Mr. ORAM: Paper still lives, fortunately, for archivists. We have a digital archivist who handles things like email and other things, and audio and visual materials in digital format. But most of our archives are still predominantly paper and probably will be for some time to come. I'm sure reading the press releases about the Angelou archives that it's largely paper.
NORRIS: When you do get digital files, Word documents, emails, hard drives, flash drives, things like that, what are the challenges in dealing with them?
Mr. ORAM: Well, the problem - there's two sorts of problems. First of all, the media they are on, which could be tapes or old floppy disks, eight-inch floppy disks - haven't seen a lot of those lately - deteriorate over time, and the other problem was that they become obsolete. Technologically, they can't be read, and the software becomes obsolete. WordPerfect was hot 15 to 20 years ago. Now, it's almost impossible to find a copy lying around. So it's a very big challenge for our digital archivists.
NORRIS: Does that mean that you have to keep a version of all of these somewhere at the Ransom Center so if you need to unpack some of this you can figure out how to get to that data?
Mr. ORAM: We are actually beginning a sort of small version of the Boston Computer Museum with obsolete technology, just in order to read some of these obsolete formats and disk drives, things like that.
And there's a whole division called forensic software, which we are actually borrowing from the law enforcement profession to be able to read some of these files in obsolete formats and using obsolete software.
NORRIS: Now, based on what I know of the Harry Ransom Center, it's not just a research center, it's also a place where people go to see exhibits and displays.
How will you mount displays and exhibits when most of the material is in digital form?
Mr. ORAM: We've already done that, Michele.
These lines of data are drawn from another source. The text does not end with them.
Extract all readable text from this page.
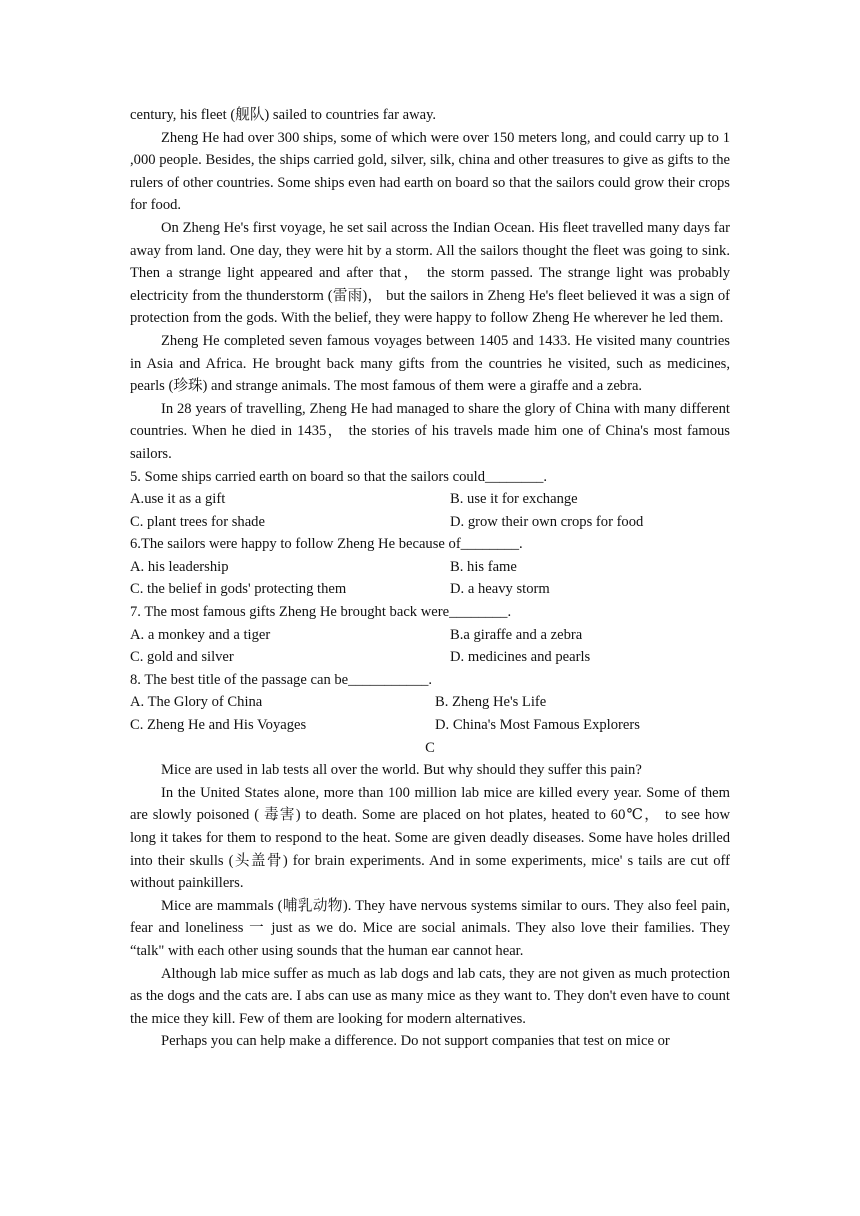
century, his fleet (舰队) sailed to countries far away.

Zheng He had over 300 ships, some of which were over 150 meters long, and could carry up to 1 ,000 people. Besides, the ships carried gold, silver, silk, china and other treasures to give as gifts to the rulers of other countries. Some ships even had earth on board so that the sailors could grow their crops for food.

On Zheng He's first voyage, he set sail across the Indian Ocean. His fleet travelled many days far away from land. One day, they were hit by a storm. All the sailors thought the fleet was going to sink. Then a strange light appeared and after that， the storm passed. The strange light was probably electricity from the thunderstorm (雷雨)， but the sailors in Zheng He's fleet believed it was a sign of protection from the gods. With the belief, they were happy to follow Zheng He wherever he led them.

Zheng He completed seven famous voyages between 1405 and 1433. He visited many countries in Asia and Africa. He brought back many gifts from the countries he visited, such as medicines, pearls (珍珠) and strange animals. The most famous of them were a giraffe and a zebra.

In 28 years of travelling, Zheng He had managed to share the glory of China with many different countries. When he died in 1435， the stories of his travels made him one of China's most famous sailors.

5. Some ships carried earth on board so that the sailors could________.

A.use it as a gift	B. use it for exchange
C. plant trees for shade	D. grow their own crops for food

6.The sailors were happy to follow Zheng He because of________.

A. his leadership	B. his fame
C. the belief in gods' protecting them	D. a heavy storm

7. The most famous gifts Zheng He brought back were________.

A. a monkey and a tiger	B.a giraffe and a zebra
C. gold and silver	D. medicines and pearls

8. The best title of the passage can be___________.

A. The Glory of China	B. Zheng He's Life
C. Zheng He and His Voyages	D. China's Most Famous Explorers

C

Mice are used in lab tests all over the world. But why should they suffer this pain?

In the United States alone, more than 100 million lab mice are killed every year. Some of them are slowly poisoned ( 毒害) to death. Some are placed on hot plates, heated to 60℃， to see how long it takes for them to respond to the heat. Some are given deadly diseases. Some have holes drilled into their skulls (头盖骨) for brain experiments. And in some experiments, mice' s tails are cut off without painkillers.

Mice are mammals (哺乳动物). They have nervous systems similar to ours. They also feel pain, fear and loneliness 一 just as we do. Mice are social animals. They also love their families. They “talk" with each other using sounds that the human ear cannot hear.

Although lab mice suffer as much as lab dogs and lab cats, they are not given as much protection as the dogs and the cats are. I abs can use as many mice as they want to. They don't even have to count the mice they kill. Few of them are looking for modern alternatives.

Perhaps you can help make a difference. Do not support companies that test on mice or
We've actually used computer monitors and showed digital files of the hypertext writer, Michael Joyce. In fact, through a digital medium is the only way that you can truly experience his literary world, his world of hypertext that now is a genre that hasn't done well in recent years. But it was an important one in its day. We were able to recreate that experience both in our reading room and in our exhibition galleries.
NORRIS: Richard Oram, good to talk to you.
Mr. ORAM: Thank you very much.
NORRIS: Richard Oram is associate director and Hobby Foundation Librarian at the Harry Ransom Center and the University of Texas at Austin.